第10話 鉄壁の男-苦杯

 薄暗い店内には、客が一人。

 カウンターに8人も座れば、一杯になる店だ。


 無骨なカウンターだが、よく見ると素材は無垢楢の最高級品を使っている。

 長い年月の間に、変色し、いいあじを出している。

 置いている酒は種類こそ多くないが、各種逸品を揃えている。

 保管の仕方もいい。


 バーテンダーは客を見て、対応を変える柔軟性を持ったプロだ。

 今夜の客は、必要以上の干渉を好まないことを知っていた。


 会話は、無い。

 聞こえるのは、客の男が、時折グラスを持ち上げ、酒を干し、グラスを置く音だけだった。

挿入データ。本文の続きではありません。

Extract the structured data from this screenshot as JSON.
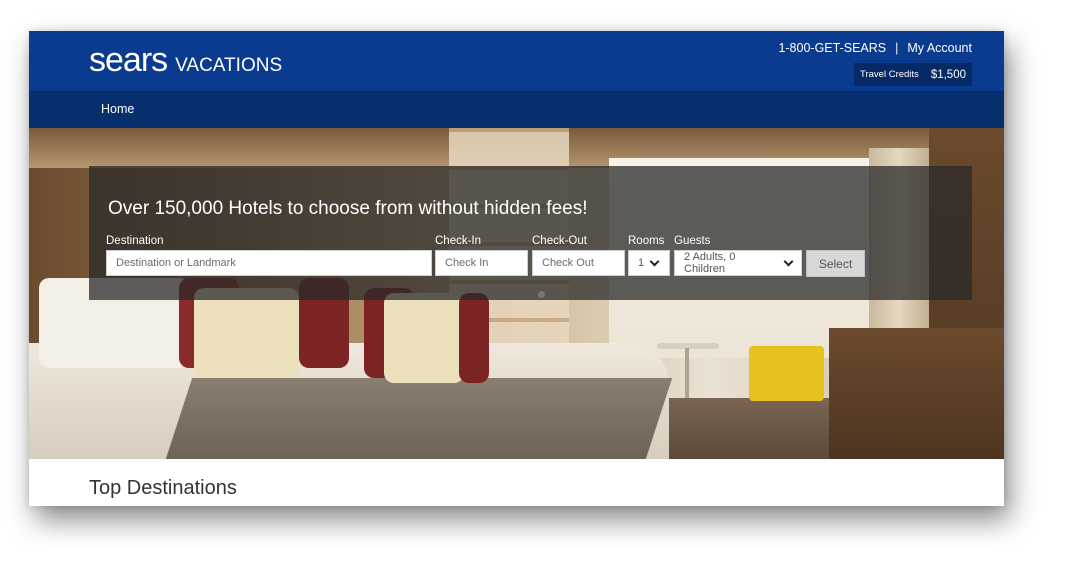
{
  "header": {
    "brand": "sears",
    "brand_sub": "VACATIONS",
    "phone": "1-800-GET-SEARS",
    "separator": "|",
    "account_link": "My Account",
    "credits_label": "Travel Credits",
    "credits_amount": "$1,500"
  },
  "nav": {
    "home": "Home"
  },
  "search": {
    "headline": "Over 150,000 Hotels to choose from without hidden fees!",
    "destination_label": "Destination",
    "destination_placeholder": "Destination or Landmark",
    "checkin_label": "Check-In",
    "checkin_placeholder": "Check In",
    "checkout_label": "Check-Out",
    "checkout_placeholder": "Check Out",
    "rooms_label": "Rooms",
    "rooms_value": "1",
    "guests_label": "Guests",
    "guests_value": "2 Adults, 0 Children",
    "select_button": "Select"
  },
  "main": {
    "section_title": "Top Destinations"
  },
  "colors": {
    "header_blue": "#0b3b8e",
    "nav_blue": "#062f6e",
    "credits_bg": "#062a66",
    "panel_overlay": "#282828"
  },
  "icons": {
    "rooms_dropdown": "chevron-down-icon",
    "guests_dropdown": "chevron-down-icon"
  }
}
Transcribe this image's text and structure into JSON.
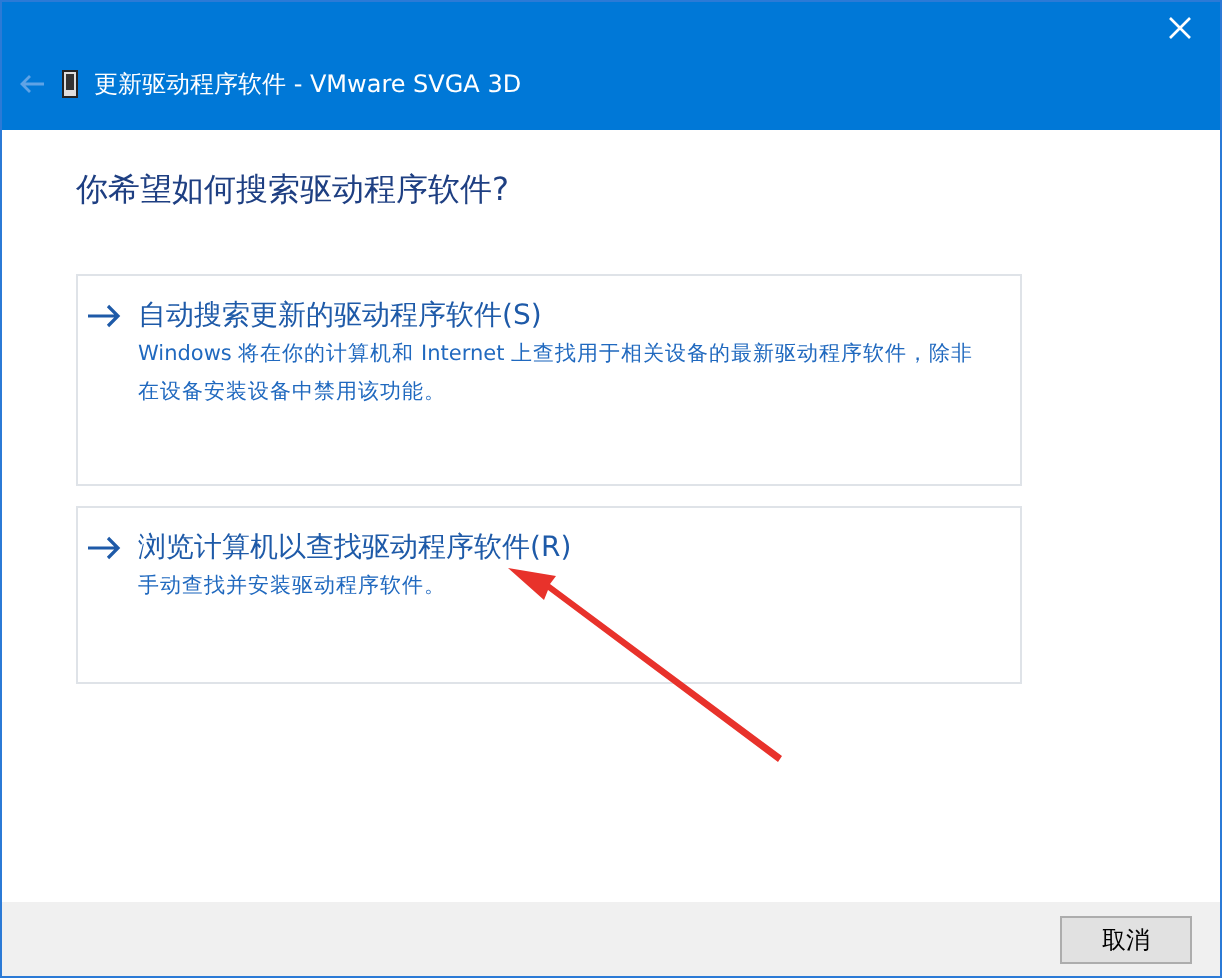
{
  "window": {
    "title": "更新驱动程序软件 - VMware SVGA 3D"
  },
  "heading": "你希望如何搜索驱动程序软件?",
  "options": [
    {
      "title": "自动搜索更新的驱动程序软件(S)",
      "description": "Windows 将在你的计算机和 Internet 上查找用于相关设备的最新驱动程序软件，除非在设备安装设备中禁用该功能。"
    },
    {
      "title": "浏览计算机以查找驱动程序软件(R)",
      "description": "手动查找并安装驱动程序软件。"
    }
  ],
  "buttons": [
    {
      "label": "取消"
    }
  ]
}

 バーテンダーが、空になった分厚いグラスにそれまでと同じバーボンを注いだ。

 ワイルドターキーの13年。

 それを、男は生でやっていた。

 どうやら、その男は、いつもそれを同じやり方で、飲んでいるようだ。


 その男vahohoは、同じリズムでグラスを持ち、ターキーを口に含み、グラスを置く。

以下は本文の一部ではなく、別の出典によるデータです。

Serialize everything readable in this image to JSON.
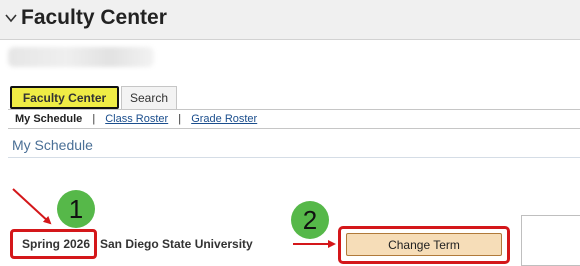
{
  "header": {
    "title": "Faculty Center",
    "collapse_icon": "chevron-down-icon"
  },
  "tabs": [
    {
      "label": "Faculty Center",
      "active": true
    },
    {
      "label_prefix": "Search",
      "label_underlined": ""
    }
  ],
  "subnav": {
    "current": "My Schedule",
    "links": [
      "Class Roster",
      "Grade Roster"
    ],
    "separator": "|"
  },
  "section_title": "My Schedule",
  "term": {
    "label": "Spring 2026",
    "institution": "San Diego State University"
  },
  "change_term_button": "Change Term",
  "annotations": {
    "callout_1": "1",
    "callout_2": "2"
  },
  "colors": {
    "active_tab": "#efec45",
    "highlight_box": "#d4171a",
    "callout": "#56b849",
    "button": "#f6ddb8",
    "link": "#1b4e8d",
    "section_title": "#4a6f96"
  }
}
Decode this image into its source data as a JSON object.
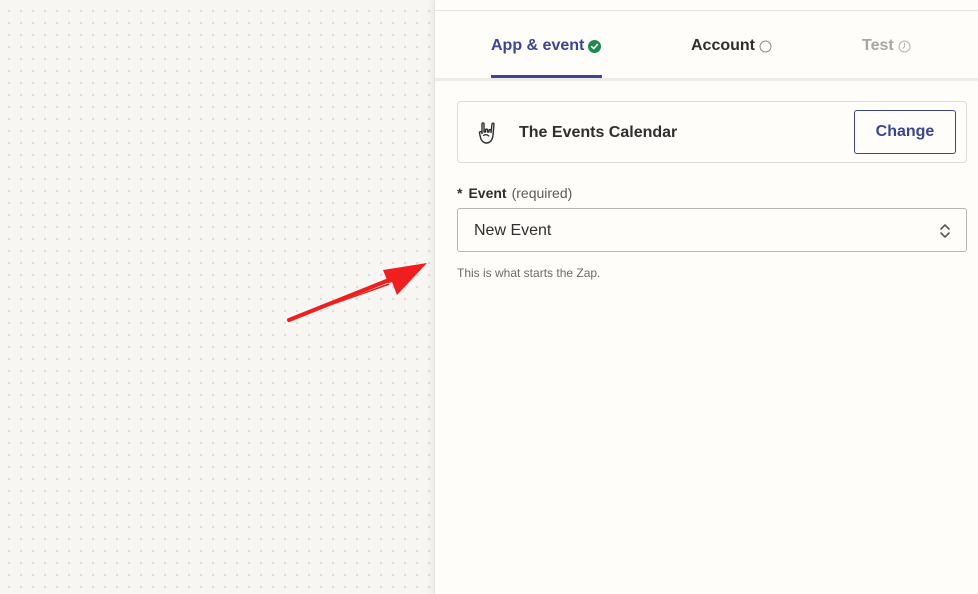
{
  "tabs": [
    {
      "label": "App & event",
      "state": "complete",
      "icon": "check-circle-icon"
    },
    {
      "label": "Account",
      "state": "pending",
      "icon": "circle-outline-icon"
    },
    {
      "label": "Test",
      "state": "disabled",
      "icon": "clock-icon"
    }
  ],
  "app": {
    "name": "The Events Calendar",
    "icon": "rock-hand-icon",
    "change_label": "Change"
  },
  "event_field": {
    "required_mark": "*",
    "label": "Event",
    "hint": "(required)",
    "value": "New Event",
    "help": "This is what starts the Zap."
  },
  "colors": {
    "accent": "#3d4592",
    "success": "#1e8a4f",
    "annotation_arrow": "#f01e1e"
  }
}
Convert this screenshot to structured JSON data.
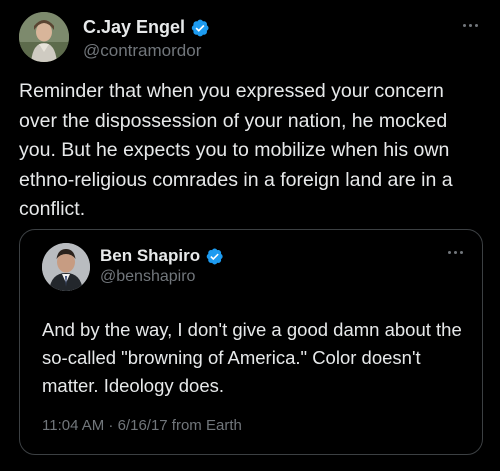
{
  "author": {
    "name": "C.Jay Engel",
    "handle": "@contramordor",
    "verified": true
  },
  "post": {
    "text": "Reminder that when you expressed your concern over the dispossession of your nation, he mocked you. But he expects you to mobilize when his own ethno-religious comrades in a foreign land are in a conflict."
  },
  "quoted": {
    "author": {
      "name": "Ben Shapiro",
      "handle": "@benshapiro",
      "verified": true
    },
    "text": "And by the way, I don't give a good damn about the so-called \"browning of America.\" Color doesn't matter. Ideology does.",
    "timestamp": "11:04 AM · 6/16/17 from Earth"
  },
  "icons": {
    "verified": "verified-badge-icon",
    "more": "more-options-icon"
  },
  "colors": {
    "background": "#000000",
    "text_primary": "#e7e9ea",
    "text_secondary": "#71767b",
    "verified_blue": "#1d9bf0",
    "quote_border": "#3c4043"
  }
}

 何年も前から同じことをやっていたのでは、と思えるほど、変わらない。

 だが、実際には、そうでは無い。


 vahoho は、鉄壁と呼ばれた過去をおもいだしていた。

 その時も、この店で、同じものを飲んでいた。

 だが、その時と違い、グラスの酒は苦い。

 そして、その時と違うのは、今は一人だというとこだ。

 その時は、二人だった。


 vahoho は、今と同じ席。右隣に座っていたのは、あの男だった。


 あの時のことは、今も鮮明に覚えている。

 あの時から、全てが、変わったのだから。

 三年前のあのときから。


 その時、二人は同じ懸念を持っていた。

 それについて話すことを、事前に取り決めていた訳では無かった。

 だが、会ったとき、お互いに同じことを考えていることが、分かった。


 二人は、自分の腹の内は曝け出し、グラスに手を付けることなく策を練り続けた。

 ようやく策が形になり始めたのは、一昼夜経った頃であった。

 人心地ついた二人は、思い出したようにグラスに口をつけた。

 思いの他、旨い酒であった。


 その時、それは起こった。

 最初は、気付かなかった。

 グラスの酒が小さく波紋を作ったときに、二人は同時に異変に気付いた。


「地震か?」


 地面が揺れていた。

 だが、地震の揺れとは、少し異なっていた。

 阪神大震災を経験した二人には、それが、分かった。


 何かが、地から、せりだしてくるような揺れだった。

 それは、五分間続いた。揺れがおさまったとき、街から悲鳴と驚愕の声が上がった。


 二人は、外に飛び出した。

 呆けたような人々の視線のさきを見た。


 それを、見たとき、二人は同時に呟いた

「あいつら、本当にやりやがった」


 そして、今しがたまで作っていた策が、ゴミクズになったことを知った。


「どうする?」


「こうなったら、どうしようもない。

 俺は、地にもぐる。vahoho 、あんたはどうする?」


「こそこそするのは、性に合わねえ。

 あがけるだけ、あがいてみるさ」


「ふっ。あんたらしいな」


「じゃあな」


「待て。この先万一、連絡をとる必要になったときの方法を決めておこう」


 まさか、本当にあの方法を使うときが来るとは思っていなかった。

 だが、どうやってあれを打つか?テレグラムか、グーグルチャットか。

 いや、どの手段でも、奴等には筒抜けか。

 なら、いっそのこと。


 vahoho は、INGRESS を立ち上げ、COMM ALL※1で入力した。


 vahoho @大仏 久し振りに七面鳥を



 ※1.COMM ALL:COMMはINGRESS内でのチャット機能。

自陣営向けのCOMM FACTIONと両陣営全エージェント向けのCOMM ALLの2種類存在する。